Just today I was talking with a friend who is a printmaker and graphic artist about how good creative challenges can be. Contests for playwrights, photography competitions, haiku contests, etc. No matter how creative you are, a little jump start from an exterior direction can light a new fire. For me, blogging has been like that. I LOVE using mostly original artwork herein, and making the connection between whatever it is I want to say and whatever graphic I can provide. Often, I begin writing without really knowing where it will take me. I like jumping in. I like deciding whether a book I'm reading is one I want to write about. I enjoy revision. Joking around, I like to say I was born to blog! Maybe everyone feels that way?
I've been reading Emma by Jane Austen for book group and have decided she's not my favorite author. I can't seem to get into Emma's mannerly drawing room doings. Oddly, I fathomed some resemblance to the Seinfield tv show: not much happens in either world. Well, there is a lot of fuss over who's dating who. Both are microcosmic social comedies. They matter to somebody. They matter to readers or viewers who can relate to that milieu. But I like Seinfield better, perhaps only because I have connections to Manhattan and it is set in my century, or at least the one I was born into. Yet I am fascinated by the facts of Jane Austen's (short) life. She had no relationships with other writers, lived fairly simply, and remained a spinster. Many of her novels were published without her name on their covers.
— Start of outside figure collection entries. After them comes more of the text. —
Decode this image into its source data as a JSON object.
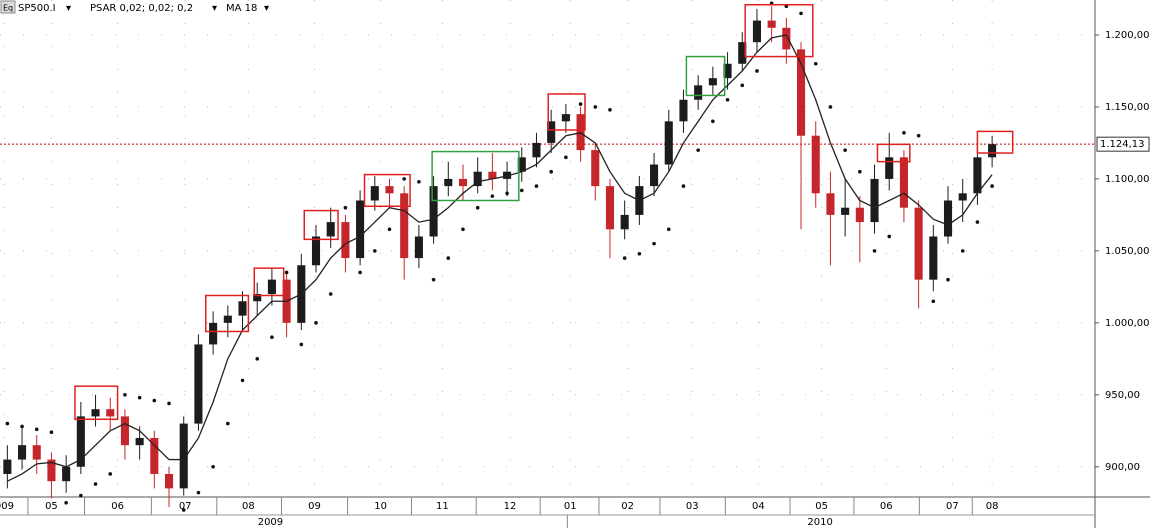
{
  "chart_data": {
    "type": "candlestick",
    "symbol": "SP500.I",
    "indicators": [
      "PSAR 0,02; 0,02; 0,2",
      "MA 18"
    ],
    "menu_icon": "Eq",
    "up_color": "#1c1c1c",
    "down_color": "#c4262b",
    "xlim": [
      -0.5,
      74
    ],
    "ylim": [
      879,
      1224.3
    ],
    "grid": true,
    "x": [
      0,
      1,
      2,
      3,
      4,
      5,
      6,
      7,
      8,
      9,
      10,
      11,
      12,
      13,
      14,
      15,
      16,
      17,
      18,
      19,
      20,
      21,
      22,
      23,
      24,
      25,
      26,
      27,
      28,
      29,
      30,
      31,
      32,
      33,
      34,
      35,
      36,
      37,
      38,
      39,
      40,
      41,
      42,
      43,
      44,
      45,
      46,
      47,
      48,
      49,
      50,
      51,
      52,
      53,
      54,
      55,
      56,
      57,
      58,
      59,
      60,
      61,
      62,
      63,
      64,
      65,
      66,
      67
    ],
    "candles": [
      [
        895,
        915,
        885,
        905
      ],
      [
        905,
        928,
        898,
        915
      ],
      [
        915,
        922,
        895,
        905
      ],
      [
        905,
        910,
        878,
        890
      ],
      [
        890,
        908,
        882,
        900
      ],
      [
        900,
        945,
        895,
        935
      ],
      [
        935,
        950,
        928,
        940
      ],
      [
        940,
        948,
        925,
        935
      ],
      [
        935,
        940,
        905,
        915
      ],
      [
        915,
        928,
        905,
        920
      ],
      [
        920,
        925,
        885,
        895
      ],
      [
        895,
        900,
        872,
        885
      ],
      [
        885,
        935,
        880,
        930
      ],
      [
        930,
        992,
        925,
        985
      ],
      [
        985,
        1008,
        978,
        1000
      ],
      [
        1000,
        1012,
        990,
        1005
      ],
      [
        1005,
        1022,
        995,
        1015
      ],
      [
        1015,
        1028,
        1005,
        1020
      ],
      [
        1020,
        1038,
        1012,
        1030
      ],
      [
        1030,
        1035,
        990,
        1000
      ],
      [
        1000,
        1048,
        995,
        1040
      ],
      [
        1040,
        1068,
        1035,
        1060
      ],
      [
        1060,
        1080,
        1052,
        1070
      ],
      [
        1070,
        1075,
        1035,
        1045
      ],
      [
        1045,
        1092,
        1040,
        1085
      ],
      [
        1085,
        1102,
        1078,
        1095
      ],
      [
        1095,
        1100,
        1080,
        1090
      ],
      [
        1090,
        1095,
        1030,
        1045
      ],
      [
        1045,
        1068,
        1038,
        1060
      ],
      [
        1060,
        1102,
        1055,
        1095
      ],
      [
        1095,
        1112,
        1088,
        1100
      ],
      [
        1100,
        1110,
        1085,
        1095
      ],
      [
        1095,
        1115,
        1090,
        1105
      ],
      [
        1105,
        1118,
        1092,
        1100
      ],
      [
        1100,
        1112,
        1088,
        1105
      ],
      [
        1105,
        1122,
        1098,
        1115
      ],
      [
        1115,
        1132,
        1108,
        1125
      ],
      [
        1125,
        1148,
        1118,
        1140
      ],
      [
        1140,
        1152,
        1132,
        1145
      ],
      [
        1145,
        1150,
        1112,
        1120
      ],
      [
        1120,
        1125,
        1085,
        1095
      ],
      [
        1095,
        1100,
        1045,
        1065
      ],
      [
        1065,
        1085,
        1058,
        1075
      ],
      [
        1075,
        1102,
        1068,
        1095
      ],
      [
        1095,
        1118,
        1088,
        1110
      ],
      [
        1110,
        1148,
        1105,
        1140
      ],
      [
        1140,
        1162,
        1132,
        1155
      ],
      [
        1155,
        1172,
        1148,
        1165
      ],
      [
        1165,
        1178,
        1158,
        1170
      ],
      [
        1170,
        1188,
        1162,
        1180
      ],
      [
        1180,
        1202,
        1175,
        1195
      ],
      [
        1195,
        1218,
        1188,
        1210
      ],
      [
        1210,
        1220,
        1195,
        1205
      ],
      [
        1205,
        1212,
        1180,
        1190
      ],
      [
        1190,
        1195,
        1065,
        1130
      ],
      [
        1130,
        1140,
        1080,
        1090
      ],
      [
        1090,
        1105,
        1040,
        1075
      ],
      [
        1075,
        1100,
        1060,
        1080
      ],
      [
        1080,
        1088,
        1042,
        1070
      ],
      [
        1070,
        1110,
        1062,
        1100
      ],
      [
        1100,
        1132,
        1092,
        1115
      ],
      [
        1115,
        1120,
        1070,
        1080
      ],
      [
        1080,
        1085,
        1010,
        1030
      ],
      [
        1030,
        1068,
        1022,
        1060
      ],
      [
        1060,
        1095,
        1055,
        1085
      ],
      [
        1085,
        1100,
        1070,
        1090
      ],
      [
        1090,
        1122,
        1082,
        1115
      ],
      [
        1115,
        1130,
        1108,
        1124.13
      ]
    ],
    "ma": [
      890,
      895,
      902,
      903,
      900,
      905,
      915,
      925,
      930,
      925,
      915,
      905,
      905,
      920,
      945,
      975,
      995,
      1005,
      1015,
      1015,
      1020,
      1030,
      1045,
      1055,
      1060,
      1070,
      1080,
      1078,
      1070,
      1072,
      1080,
      1090,
      1098,
      1100,
      1102,
      1105,
      1110,
      1120,
      1130,
      1132,
      1125,
      1105,
      1090,
      1085,
      1090,
      1105,
      1125,
      1140,
      1155,
      1165,
      1175,
      1188,
      1198,
      1200,
      1180,
      1155,
      1125,
      1100,
      1085,
      1080,
      1085,
      1090,
      1082,
      1072,
      1068,
      1075,
      1090,
      1103
    ],
    "psar": [
      930,
      928,
      926,
      924,
      875,
      880,
      888,
      895,
      950,
      948,
      946,
      944,
      870,
      882,
      900,
      930,
      960,
      975,
      990,
      1035,
      985,
      1000,
      1020,
      1080,
      1035,
      1050,
      1065,
      1100,
      1098,
      1030,
      1045,
      1065,
      1080,
      1088,
      1090,
      1092,
      1095,
      1105,
      1115,
      1152,
      1150,
      1148,
      1045,
      1048,
      1055,
      1065,
      1095,
      1120,
      1140,
      1155,
      1165,
      1175,
      1222,
      1220,
      1215,
      1180,
      1150,
      1120,
      1105,
      1050,
      1060,
      1132,
      1130,
      1015,
      1030,
      1050,
      1070,
      1095
    ],
    "last_value": {
      "value": 1124.13,
      "label": "1.124,13"
    },
    "last_color": "#d00000",
    "yticks": [
      {
        "value": 900,
        "label": "900,00"
      },
      {
        "value": 950,
        "label": "950,00"
      },
      {
        "value": 1000,
        "label": "1.000,00"
      },
      {
        "value": 1050,
        "label": "1.050,00"
      },
      {
        "value": 1100,
        "label": "1.100,00"
      },
      {
        "value": 1150,
        "label": "1.150,00"
      },
      {
        "value": 1200,
        "label": "1.200,00"
      }
    ],
    "xticks": [
      {
        "value": -0.2,
        "label": "009"
      },
      {
        "value": 3.0,
        "label": "05"
      },
      {
        "value": 7.5,
        "label": "06"
      },
      {
        "value": 12.1,
        "label": "07"
      },
      {
        "value": 16.4,
        "label": "08"
      },
      {
        "value": 20.9,
        "label": "09"
      },
      {
        "value": 25.4,
        "label": "10"
      },
      {
        "value": 29.6,
        "label": "11"
      },
      {
        "value": 34.2,
        "label": "12"
      },
      {
        "value": 38.3,
        "label": "01"
      },
      {
        "value": 42.2,
        "label": "02"
      },
      {
        "value": 46.6,
        "label": "03"
      },
      {
        "value": 51.1,
        "label": "04"
      },
      {
        "value": 55.4,
        "label": "05"
      },
      {
        "value": 59.8,
        "label": "06"
      },
      {
        "value": 64.3,
        "label": "07"
      },
      {
        "value": 67.0,
        "label": "08"
      }
    ],
    "year_ticks": [
      {
        "value": 17.9,
        "label": "2009"
      },
      {
        "value": 55.3,
        "label": "2010"
      }
    ],
    "highlights": [
      {
        "color": "#e02020",
        "x": [
          4.6,
          7.5
        ],
        "y": [
          933,
          956
        ]
      },
      {
        "color": "#e02020",
        "x": [
          13.5,
          16.4
        ],
        "y": [
          994,
          1019
        ]
      },
      {
        "color": "#e02020",
        "x": [
          16.8,
          18.8
        ],
        "y": [
          1019,
          1038
        ]
      },
      {
        "color": "#e02020",
        "x": [
          20.2,
          22.5
        ],
        "y": [
          1058,
          1078
        ]
      },
      {
        "color": "#e02020",
        "x": [
          24.3,
          27.4
        ],
        "y": [
          1081,
          1103
        ]
      },
      {
        "color": "#30a040",
        "x": [
          28.9,
          34.8
        ],
        "y": [
          1085,
          1119
        ]
      },
      {
        "color": "#e02020",
        "x": [
          36.8,
          39.3
        ],
        "y": [
          1134,
          1159
        ]
      },
      {
        "color": "#30a040",
        "x": [
          46.2,
          48.8
        ],
        "y": [
          1158,
          1185
        ]
      },
      {
        "color": "#e02020",
        "x": [
          50.2,
          54.8
        ],
        "y": [
          1185,
          1221
        ]
      },
      {
        "color": "#e02020",
        "x": [
          59.2,
          61.4
        ],
        "y": [
          1112,
          1124
        ]
      },
      {
        "color": "#e02020",
        "x": [
          66,
          68.4
        ],
        "y": [
          1118,
          1133
        ]
      }
    ]
  }
}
Clearly she had the major drive and passion required for serious art. Jane Austen was a woman ahead of her time.
I plan to continue with this blog, and keep it loosely related to my work as a public librarian and reader's advisor. I have only two or three years left till retirement. What else can I learn about web skills, libraries, books, authors, writing, art, etc. that might make for good content? How grateful I am to have this opportunity, this license to blog. Onward through the blogosphere!
Quotation: People need a false world because the real one is intolerable. It's the lesson of all literature since the Greeks. As T S Eliot put it, humankind can not stand very much reality. Hence we have religion, art, higher education. - Paul Fussell, Psychology Today, August 1998.